For Solo and Online Learners
Several exercises involve peer interaction — question tournaments, cross-examination, live defence, hard conversations, and teach-back sessions. If you are learning alone or asynchronously online, every peer exercise includes a Solo Learner Alternative. These alternatives use AI to simulate the peer role:
Instead of a peer panel questioning your work, you submit your deliverable to AI with a specific adversarial prompt that generates tough, unpredictable questions — then you respond in writing. Instead of a live role-play partner, AI plays the stakeholder and you practice adapting in real-time through a multi-turn conversation. Instead of peer feedback forms, you use a structured AI evaluation prompt designed to replicate what an engaged peer would notice.
The solo path is not inferior to the peer path — it is different. Peers provide unpredictability, social pressure, and perspectives you cannot anticipate. AI provides consistency, tirelessness, and the ability to generate adversarial challenges on demand. If possible, combine both.
How This Scales: Assessment for Tens of Thousands of Students (Instructor Reference)
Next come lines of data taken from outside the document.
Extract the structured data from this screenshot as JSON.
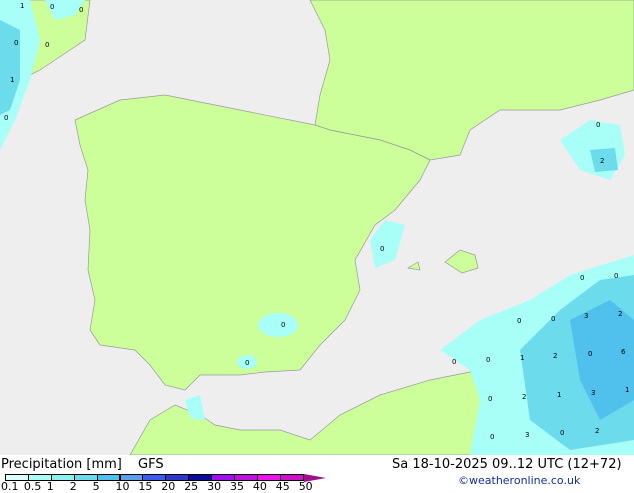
{
  "title": "Precipitation [mm]",
  "model": "GFS",
  "datetime": "Sa 18-10-2025 09..12 UTC (12+72)",
  "credit": "©weatheronline.co.uk",
  "colors": {
    "land": "#ccff99",
    "sea": "#eeeeee",
    "border": "#999999"
  },
  "scale": {
    "labels": [
      "0.1",
      "0.5",
      "1",
      "2",
      "5",
      "10",
      "15",
      "20",
      "25",
      "30",
      "35",
      "40",
      "45",
      "50"
    ],
    "colors": [
      "#ddfffc",
      "#a8fff8",
      "#8cf0ec",
      "#6cdcec",
      "#50c0ec",
      "#5aa0e8",
      "#3c5cf0",
      "#2c38c8",
      "#0c0ca0",
      "#a010f0",
      "#c010e0",
      "#f010f0",
      "#d010c8"
    ]
  },
  "map_values": [
    {
      "v": "1"
    },
    {
      "v": "0"
    },
    {
      "v": "0"
    },
    {
      "v": "0"
    },
    {
      "v": "0"
    },
    {
      "v": "1"
    },
    {
      "v": "0"
    },
    {
      "v": "0"
    },
    {
      "v": "2"
    },
    {
      "v": "0"
    },
    {
      "v": "0"
    },
    {
      "v": "0"
    },
    {
      "v": "0"
    },
    {
      "v": "0"
    },
    {
      "v": "0"
    },
    {
      "v": "3"
    },
    {
      "v": "2"
    },
    {
      "v": "0"
    },
    {
      "v": "0"
    },
    {
      "v": "1"
    },
    {
      "v": "2"
    },
    {
      "v": "0"
    },
    {
      "v": "6"
    },
    {
      "v": "0"
    },
    {
      "v": "2"
    },
    {
      "v": "1"
    },
    {
      "v": "3"
    },
    {
      "v": "1"
    },
    {
      "v": "0"
    },
    {
      "v": "3"
    },
    {
      "v": "0"
    },
    {
      "v": "2"
    },
    {
      "v": "0"
    }
  ]
}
Tier 1 — AI First-Pass (every student, every exercise): Every exercise includes an exact AI check prompt. The student submits their work, receives AI-generated scores and feedback, and includes this in their portfolio. This provides immediate, personalized feedback at unlimited scale. AI scores serve as the baseline assessment.
Tier 2 — Peer Review Circles (every student, per chapter): Students are organized into review circles of 4-5 people. At the end of each chapter, circles exchange portfolios and evaluate one peer's work using a provided rubric. Peer reviewers submit their evaluation along with their own portfolio. Reviewing others' thinking is itself a thinking exercise — it reinforces the skills being taught.
Tier 3 — Instructor Spot-Check (flagged portfolios): Instructors do not review every portfolio. They review flagged cases: portfolios where AI scores and peer scores diverge significantly, portfolios with suspiciously high divergence-test similarity, students who challenged AI feedback (to verify the challenge was legitimate), and a random 10% sample for calibration. This keeps instructor load manageable at any scale while ensuring quality control.
This three-tier system means every student gets personalized AI feedback within minutes, peer feedback within days, and instructor attention where it matters most.
Before You Begin
Complete the Thinking Baseline — a 30-minute ungraded assessment that snapshots your current thinking skills. You will repeat it in Chapter 11 to measure your growth.
Learning Path
Thinking Baseline → Chapters 1-10 → Chapter 11: Portfolio, Post-Assessment & Growth Map
Each chapter builds on the previous. Skills introduced early (Prediction Lock, Reasoning Receipt, Error Taxonomy) recur throughout. By Chapter 11, you are applying every skill from every preceding chapter simultaneously.
The litmus test for every skill in this part: Does this make AI a more powerful tool in your hands, or does it make you a slower version of the tool?